Когда дело шло об искусстве, она вообще часто ссылалась, и в разговоре и в письмах, на свое незнание и неумение судить, что шло вразрез с ее самостоятельным умом и нравом.
Она держала у себя оперу, актеров для которой набирала по всей Европе, платила громадное жалованье звездам – а их требовательность и в те времена не знала границ, – но признавалась, что лично ей они не доставляют удовольствия. – «В музыке, – писала она, – я не подвинулась вперед сравнительно с прежним. Из звуков я различаю только лай девяти собак, которые поочередно имеют честь помещаться в моей комнате и из которых я каждую издали узнаю по голосу; а что касается музыки Галлупи, Паизиелло, то я ее слушаю и удивляюсь звукам, которые они сочетают вместе, но я ее не понимаю».
Впрочем, некоторые комические оперы Паизиелло очень нравились ей. Она любила этот жанр. «Пульмония» привела ее в восторг, и она даже запомнила несколько мотивов, которые и напевала, когда встречалась с маэстро.
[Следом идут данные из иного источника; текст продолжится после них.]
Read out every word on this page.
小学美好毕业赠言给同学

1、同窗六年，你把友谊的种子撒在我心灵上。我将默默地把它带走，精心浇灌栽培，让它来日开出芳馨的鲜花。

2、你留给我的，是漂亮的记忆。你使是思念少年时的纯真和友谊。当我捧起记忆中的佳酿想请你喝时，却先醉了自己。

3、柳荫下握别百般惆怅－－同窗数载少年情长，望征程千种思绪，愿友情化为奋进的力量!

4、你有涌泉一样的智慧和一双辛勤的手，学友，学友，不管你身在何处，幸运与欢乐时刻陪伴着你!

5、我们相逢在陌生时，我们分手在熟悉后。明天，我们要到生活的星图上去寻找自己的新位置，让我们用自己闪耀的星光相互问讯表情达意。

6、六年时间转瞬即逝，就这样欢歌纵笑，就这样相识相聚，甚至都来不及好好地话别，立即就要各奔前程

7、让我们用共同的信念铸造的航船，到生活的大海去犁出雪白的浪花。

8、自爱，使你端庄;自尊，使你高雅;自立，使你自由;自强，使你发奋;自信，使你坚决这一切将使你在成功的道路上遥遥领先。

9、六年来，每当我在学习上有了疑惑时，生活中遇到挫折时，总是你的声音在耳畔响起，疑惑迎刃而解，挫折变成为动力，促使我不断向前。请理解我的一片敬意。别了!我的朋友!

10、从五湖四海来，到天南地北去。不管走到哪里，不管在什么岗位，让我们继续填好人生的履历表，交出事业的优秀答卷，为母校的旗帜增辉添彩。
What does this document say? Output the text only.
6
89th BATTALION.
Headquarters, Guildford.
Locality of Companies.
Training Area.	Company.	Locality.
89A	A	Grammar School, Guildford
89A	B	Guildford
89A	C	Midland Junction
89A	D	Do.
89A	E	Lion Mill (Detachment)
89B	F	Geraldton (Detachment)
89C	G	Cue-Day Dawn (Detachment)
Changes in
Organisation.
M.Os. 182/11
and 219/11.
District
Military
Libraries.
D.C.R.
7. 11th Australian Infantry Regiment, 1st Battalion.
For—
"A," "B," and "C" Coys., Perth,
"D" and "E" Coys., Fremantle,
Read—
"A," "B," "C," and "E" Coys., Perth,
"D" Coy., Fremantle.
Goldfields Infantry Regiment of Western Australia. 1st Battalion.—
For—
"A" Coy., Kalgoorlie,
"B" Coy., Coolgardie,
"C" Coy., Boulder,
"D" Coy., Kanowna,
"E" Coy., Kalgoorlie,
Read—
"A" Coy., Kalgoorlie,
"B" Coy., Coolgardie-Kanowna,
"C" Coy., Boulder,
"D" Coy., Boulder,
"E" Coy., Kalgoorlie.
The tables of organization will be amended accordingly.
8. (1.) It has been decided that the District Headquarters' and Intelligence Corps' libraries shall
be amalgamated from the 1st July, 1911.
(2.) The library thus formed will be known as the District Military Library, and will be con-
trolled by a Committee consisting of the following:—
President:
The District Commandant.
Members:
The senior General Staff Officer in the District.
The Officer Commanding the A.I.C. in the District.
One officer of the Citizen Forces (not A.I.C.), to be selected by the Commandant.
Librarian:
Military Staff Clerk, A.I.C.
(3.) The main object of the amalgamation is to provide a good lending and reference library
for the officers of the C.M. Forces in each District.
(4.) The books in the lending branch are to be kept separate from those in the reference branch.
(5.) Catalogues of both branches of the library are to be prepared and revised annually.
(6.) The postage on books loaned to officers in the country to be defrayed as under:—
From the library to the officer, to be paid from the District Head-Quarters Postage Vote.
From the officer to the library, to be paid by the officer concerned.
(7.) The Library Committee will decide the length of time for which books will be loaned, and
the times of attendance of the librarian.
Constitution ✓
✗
Но иногда ее деспотические инстинкты проявлялись даже в этой области, бывшей, по собственному ее признанию, ей чуждой; и тогда, словно чудом, она становилась
Взгляните на эти строки, написанные ею в годы ее первых побед над Турцией:
«Так как вы говорите мне о празднествах мира, то послушайте, что я вам скажу, и не верьте ни слову из того, что газеты рассказывают вам смешного. У нас составили прежде проект, походивший на все празднества; храм Януса, храм Вакха, храм диавола и его бабки и аллегории, невыносимые и глупые, потому что они были слишком грандиозны; все это были гениальные затеи, но в них не было здравого смысла. Рассердившись на все эти прекрасные и великие проекты, которые мне не нравились, я призвала в одно прекрасное утро Баженова, моего архитектора, и сказала ему: „Друг мой, в трех верстах от города есть луг; представьте себе, что этот луг – Черное море; что из города к нему ведут две дороги; так пусть одна из этих дорог будет Танаисом, а другая – Борисфеном: в устье первого вы построите банкетную, залу, которую назовете Азовом; в устье другого – театр, который назовете Кинбурном; вы начертите песком и Крымский полуостров; поместите в нем Керчь и Еникале в виде бальных зал; налево от Танаиса устроите буфеты с вином и мясом для народа; напротив Крыма будет иллюминация, представляющая радость обеих империй по поводу восстановления мира; из-за Дуная вы пустите фейерверк, а на площадь, которая должна изображать Черное море, расставите и рассеете лодки и иллюминованные корабли. И у вас получится празднество без воображения, но, может быть, такое же прекрасное, как многие другие, и зато гораздо более естественное“.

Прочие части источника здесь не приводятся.